Tuesday 9 July 2013

Blogging about research - Is surgery the answer for people with cerebral palsy who have trouble eating?

Already I am learning so much from the #SLPbloggers and by blogging about research myself! The summary for last month by Rachel Wynn is HERE.

And below is my offering for this month. A totally different subject to last month, but a topic that has come up so often in my work in the last 10 years. 

Article: 
Ferluga, E. D., Sathe, N. A., Krishnaswami, S. and Mcpheeters, M. L. (2013), Surgical intervention for feeding and nutrition difficulties in cerebral palsy: a systematic review. Developmental Medicine & Child Neurology.
CLICK HERE TO READ THE ABSTRACT
Here is the entire review from AHRQ. This full review looks into other, non-surgical therapies and their effectiveness. 

Clinical bottom-line:
The abstract for this article is very succinct and sums everything up with this simple sentence...
Evidence for the effectiveness of surgical interventions is insufficient to low.
There is more to be learned from the detail but what the authors are telling us is that there are not enough studies with quality data that show outcomes from surgical intervention. Their literature search produced many single series studies, which is problematic. Single series studies are the most common study design in the disability field, however the risk of bias can be very high. Despite the risk of bias, the authors chose to include a number of case series studies as there was only one prospective cohort study.

What does this mean for our practice?
Conveniently, the authors tell us "what this paper adds (to our knowledge base)"!

- Not many studies provide data on the effectiveness of surgical intervention
- Gastrostomy consistently leads to weight gain
- There are often adverse effects after surgery (including reflux or respiration problems)
- We still don't understand the balance of risk related to surgery and risks of not treating

The interesting bits
Background
Chronic pulmonary disease related to aspiration is a leading cause of death among patients with severe CP.

This article starts with the information that we already know on this topic. We know that the severity of motor impairment (rated via the GMFCS) is linked with feeding problems.

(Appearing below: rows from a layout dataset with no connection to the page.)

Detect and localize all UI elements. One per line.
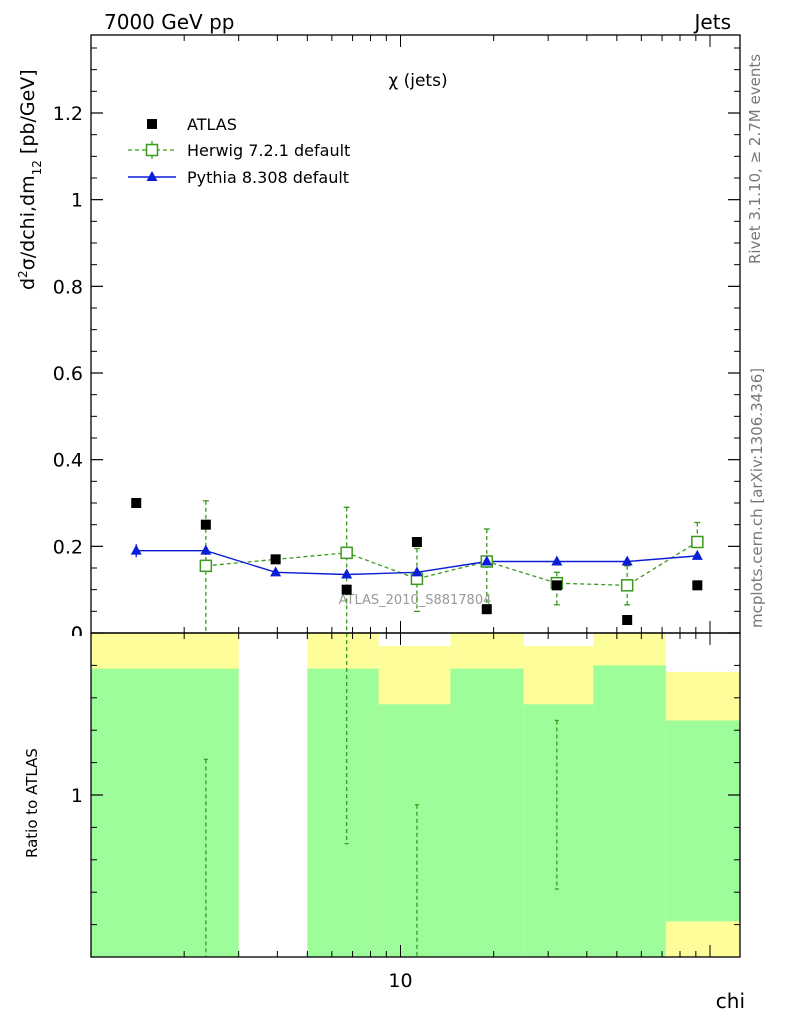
plot-title: χ (jets) <box>388 71 447 91</box>
pythia-point <box>130 544 142 555</box>
herwig-point <box>691 535 704 549</box>
header-right: Jets <box>693 10 731 34</box>
main-y-axis-label: d2σ/dchi,dm12 [pb/GeV] <box>16 69 44 290</box>
ratio-inner-band <box>450 668 524 957</box>
atlas-point <box>341 584 352 595</box>
pythia-point <box>621 555 633 566</box>
main-axes: 00.20.40.60.811.2 <box>53 35 740 645</box>
legend: ATLAS Herwig 7.2.1 default Pythia 8.308 de… <box>128 115 350 187</box>
ratio-y-tick-label: 1 <box>71 785 83 807</box>
mcplots-label: mcplots.cern.ch [arXiv:1306.3436] <box>748 368 766 628</box>
main-y-tick-label: 0.6 <box>53 363 83 385</box>
header-left: 7000 GeV pp <box>104 10 235 34</box>
legend-pythia-marker <box>146 171 158 181</box>
ratio-inner-band <box>523 704 594 957</box>
rivet-label: Rivet 3.1.10, ≥ 2.7M events <box>746 54 764 264</box>
ratio-herwig-errors <box>203 633 559 957</box>
legend-entry-label: Pythia 8.308 default <box>187 168 349 187</box>
series-layer <box>130 498 704 633</box>
atlas-point <box>481 604 492 615</box>
herwig-point <box>340 546 353 560</box>
pythia-point <box>341 568 353 579</box>
herwig-point <box>620 579 634 592</box>
ratio-inner-band <box>378 704 451 957</box>
pythia-point <box>270 566 282 577</box>
main-y-tick-label: 0.2 <box>53 536 83 558</box>
pythia-point <box>691 549 703 560</box>
main-y-tick-label: 1 <box>71 190 83 212</box>
ratio-frame <box>90 632 741 958</box>
pythia-point <box>551 555 563 566</box>
pythia-point <box>411 566 423 577</box>
x-axis-label: chi <box>716 989 745 1013</box>
herwig-point <box>199 559 213 573</box>
main-y-tick-label: 0.4 <box>53 450 83 472</box>
atlas-point <box>200 519 211 530</box>
legend-herwig-marker <box>145 143 159 157</box>
zero-label-mask <box>40 636 90 656</box>
ratio-inner-band <box>593 665 666 957</box>
legend-entry-label: Herwig 7.2.1 default <box>187 141 350 160</box>
analysis-watermark: ATLAS_2010_S8817804 <box>339 593 492 608</box>
ratio-inner-band <box>91 668 239 957</box>
x-tick-label: 10 <box>388 970 412 992</box>
main-y-tick-label: 1.2 <box>53 103 83 125</box>
ratio-inner-band <box>665 720 740 922</box>
legend-entry-label: ATLAS <box>187 115 237 134</box>
pythia-point <box>481 555 493 566</box>
atlas-point <box>131 498 142 508</box>
atlas-point <box>551 580 562 591</box>
main-y-tick-label: 0.8 <box>53 276 83 298</box>
ratio-bands <box>91 633 740 957</box>
atlas-point <box>411 537 422 547</box>
pythia-point <box>200 544 212 555</box>
atlas-point <box>692 580 703 591</box>
atlas-point <box>622 615 633 625</box>
legend-atlas-marker <box>147 119 157 129</box>
ratio-y-axis-label: Ratio to ATLAS <box>23 748 41 858</box>
atlas-point <box>270 554 281 565</box>
ratio-inner-band <box>307 668 379 957</box>
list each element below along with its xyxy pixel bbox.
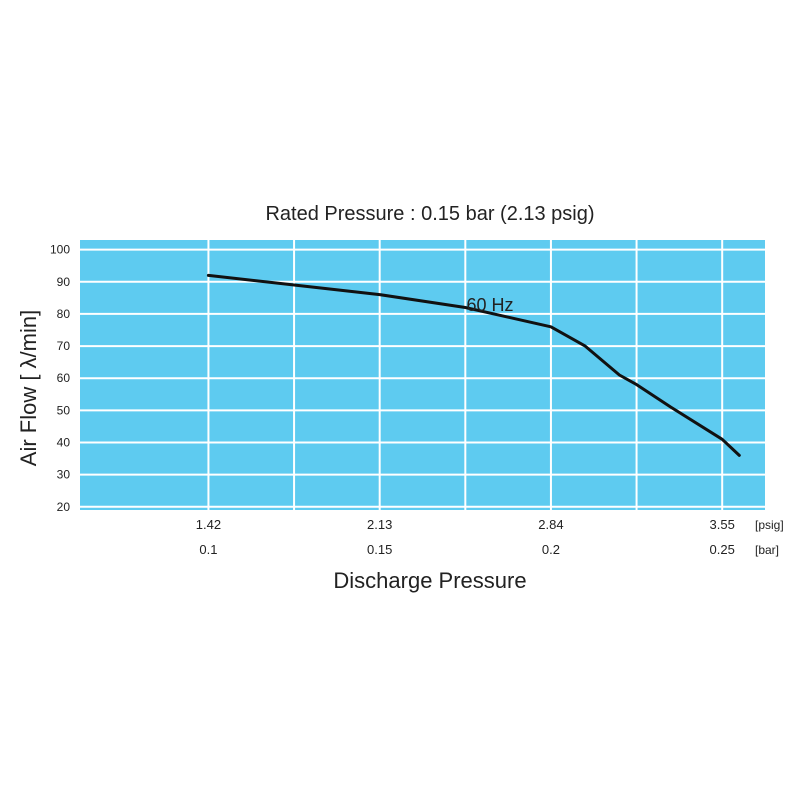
x-tick-label-bar: 0.2 xyxy=(542,542,560,557)
y-tick-labels: 20 30 40 50 60 70 80 90 100 xyxy=(50,243,70,514)
series-label: 60 Hz xyxy=(466,295,513,315)
x-tick-label-bar: 0.25 xyxy=(710,542,735,557)
x-tick-label-psig: 2.13 xyxy=(367,517,392,532)
plot-background xyxy=(80,240,765,510)
x-axis-label: Discharge Pressure xyxy=(333,568,526,593)
y-tick-label: 70 xyxy=(57,339,71,353)
x-tick-label-bar: 0.15 xyxy=(367,542,392,557)
y-tick-label: 50 xyxy=(57,403,71,417)
y-tick-label: 20 xyxy=(57,500,71,514)
x-unit-psig: [psig] xyxy=(755,518,784,532)
y-axis-label: Air Flow [ λ/min] xyxy=(16,310,41,466)
x-tick-labels: 1.42 0.1 2.13 0.15 2.84 0.2 3.55 0.25 xyxy=(196,517,735,557)
x-tick-label-psig: 2.84 xyxy=(538,517,563,532)
y-tick-label: 100 xyxy=(50,243,70,257)
series-line-60hz xyxy=(206,273,741,457)
chart-title: Rated Pressure : 0.15 bar (2.13 psig) xyxy=(265,203,594,225)
y-tick-label: 90 xyxy=(57,275,71,289)
y-tick-label: 80 xyxy=(57,307,71,321)
x-unit-bar: [bar] xyxy=(755,543,779,557)
y-tick-label: 40 xyxy=(57,436,71,450)
x-tick-label-bar: 0.1 xyxy=(199,542,217,557)
x-tick-label-psig: 1.42 xyxy=(196,517,221,532)
plot-area: 60 Hz xyxy=(80,240,765,510)
y-tick-label: 30 xyxy=(57,468,71,482)
y-tick-label: 60 xyxy=(57,371,71,385)
x-tick-label-psig: 3.55 xyxy=(710,517,735,532)
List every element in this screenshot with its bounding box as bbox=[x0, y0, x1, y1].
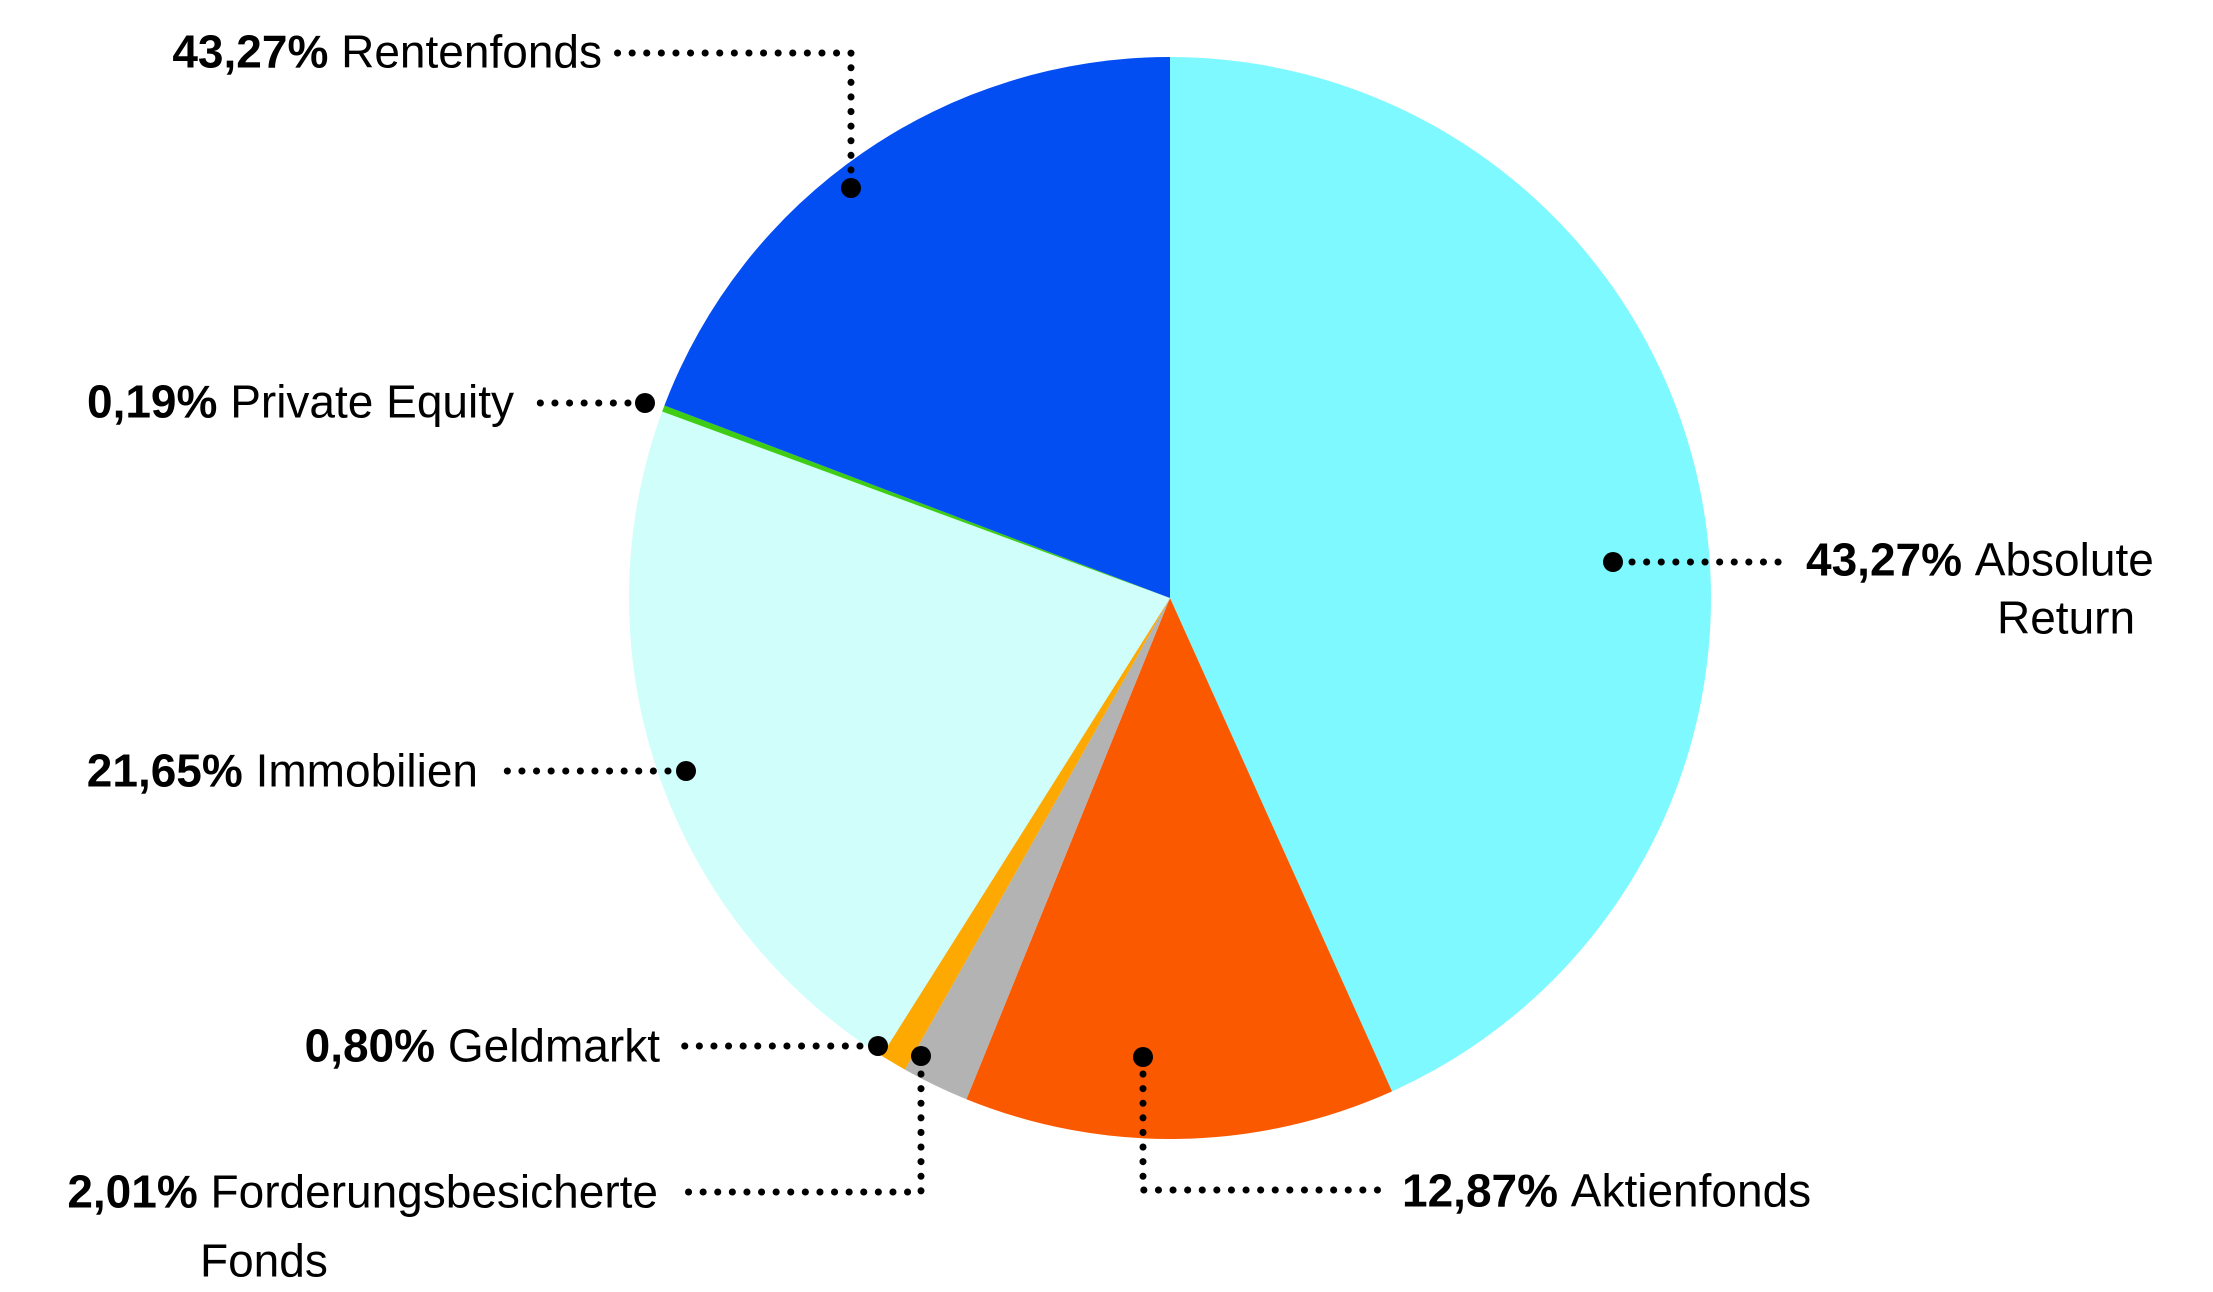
pie-slice-absolute-return bbox=[1170, 57, 1712, 1092]
slice-name-aktienfonds: Aktienfonds bbox=[1558, 1164, 1812, 1217]
slice-name-private-equity: Private Equity bbox=[217, 375, 514, 428]
pie-slice-immobilien bbox=[628, 411, 1170, 1056]
slice-label-rentenfonds: 43,27% Rentenfonds bbox=[172, 24, 602, 79]
slice-label-immobilien: 21,65% Immobilien bbox=[87, 743, 478, 798]
leader-dot-geldmarkt bbox=[868, 1036, 888, 1056]
leader-dot-absolute-return bbox=[1603, 552, 1623, 572]
slice-percent-aktienfonds: 12,87% bbox=[1402, 1164, 1559, 1217]
pie-slice-private-equity bbox=[662, 405, 1170, 598]
slice-percent-immobilien: 21,65% bbox=[86, 744, 243, 797]
slice-percent-geldmarkt: 0,80% bbox=[304, 1019, 436, 1072]
leader-line-forderungsbesicherte-fonds bbox=[670, 1070, 925, 1196]
pie-slice-forderungsbesicherte-fonds bbox=[904, 598, 1170, 1100]
slice-percent-forderungsbesicherte-fonds: 2,01% bbox=[67, 1165, 198, 1218]
leader-dot-rentenfonds bbox=[841, 178, 861, 198]
slice-percent-absolute-return: 43,27% bbox=[1806, 533, 1963, 586]
pie-slice-rentenfonds bbox=[664, 57, 1170, 598]
pie-slice-geldmarkt bbox=[881, 598, 1170, 1070]
leader-line-rentenfonds bbox=[612, 49, 855, 174]
slice-name-absolute-return-line2: Return bbox=[1997, 591, 2136, 644]
slice-name-rentenfonds: Rentenfonds bbox=[328, 25, 602, 78]
leader-dot-private-equity bbox=[635, 393, 655, 413]
slice-label-absolute-return-line1: 43,27% Absolute bbox=[1806, 532, 2154, 587]
slice-name-immobilien: Immobilien bbox=[242, 744, 478, 797]
slice-percent-rentenfonds: 43,27% bbox=[172, 25, 329, 78]
slice-label-private-equity: 0,19% Private Equity bbox=[87, 374, 514, 429]
pie-slice-aktienfonds bbox=[966, 598, 1393, 1140]
leader-dot-aktienfonds bbox=[1133, 1047, 1153, 1067]
slice-label-geldmarkt: 0,80% Geldmarkt bbox=[305, 1018, 660, 1073]
leader-dot-immobilien bbox=[676, 761, 696, 781]
slice-name-forderungsbesicherte-fonds: Forderungsbesicherte bbox=[197, 1165, 658, 1218]
slice-percent-private-equity: 0,19% bbox=[86, 375, 218, 428]
slice-label-aktienfonds: 12,87% Aktienfonds bbox=[1402, 1163, 1811, 1218]
slice-label-forderungsbesicherte-fonds-line1: 2,01% Forderungsbesicherte bbox=[67, 1164, 658, 1219]
leader-dot-forderungsbesicherte-fonds bbox=[911, 1046, 931, 1066]
slice-name-forderungsbesicherte-fonds-line2: Fonds bbox=[200, 1234, 328, 1287]
slice-name-geldmarkt: Geldmarkt bbox=[435, 1019, 660, 1072]
slice-name-absolute-return: Absolute bbox=[1962, 533, 2154, 586]
leader-line-aktienfonds bbox=[1139, 1070, 1394, 1194]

The cyclic nature of feeding problems appears like this...
That is, feeding problems place a burden on carers resulting in stress and fatigue, which unavoidably impacts on the feeding situation.

The data
Studies focused on children.
The authors were looking for data on outcomes in:
- Growth
- Nutrition
- Swallowing
- Hospitalisations
- Antibiotic use
- Quality of Life (the person and/or their carers)
- Satisfaction and stress (of the person and/or their carers)
- Reflux
and adverse effects such as:
- Aspiration
- Gastrointestinal problems
- Respiratory problems
There were few studies that reported on many of these items. Most seemed to focus on weight and growth measurements, overall health (and hospitalisations) and QoL.

Treating Reflux
Two studies focused on surgery for treatment of reflux for people with CP - one randomised controlled trial (RCT) and one case series.
The RCT randomised 14 children to either fundoplication or gastric plication. Both groups showed clinically significant improvement in reflux symptoms.
The case series focussed on Nissen fundoplication by either laprascopic or open approach for 20 children. Reflux an pH monitoring were reported to improve in both groups, however 6 patients had a relapse of symptoms and complications were reported for both groups.

Adverse Events
Three studies focused on analysing adverse effects and two of these found studies fround associarions with outcomes such as overfeeding and reflux. The links between adverse events and risks associated with not intervening are unclear and the authors recommend careful consideration on a case by case basis.

Now, pop down to your library and find the article to read for yourself! As always I recommend that you read this with a critical mind and a questioning eyes.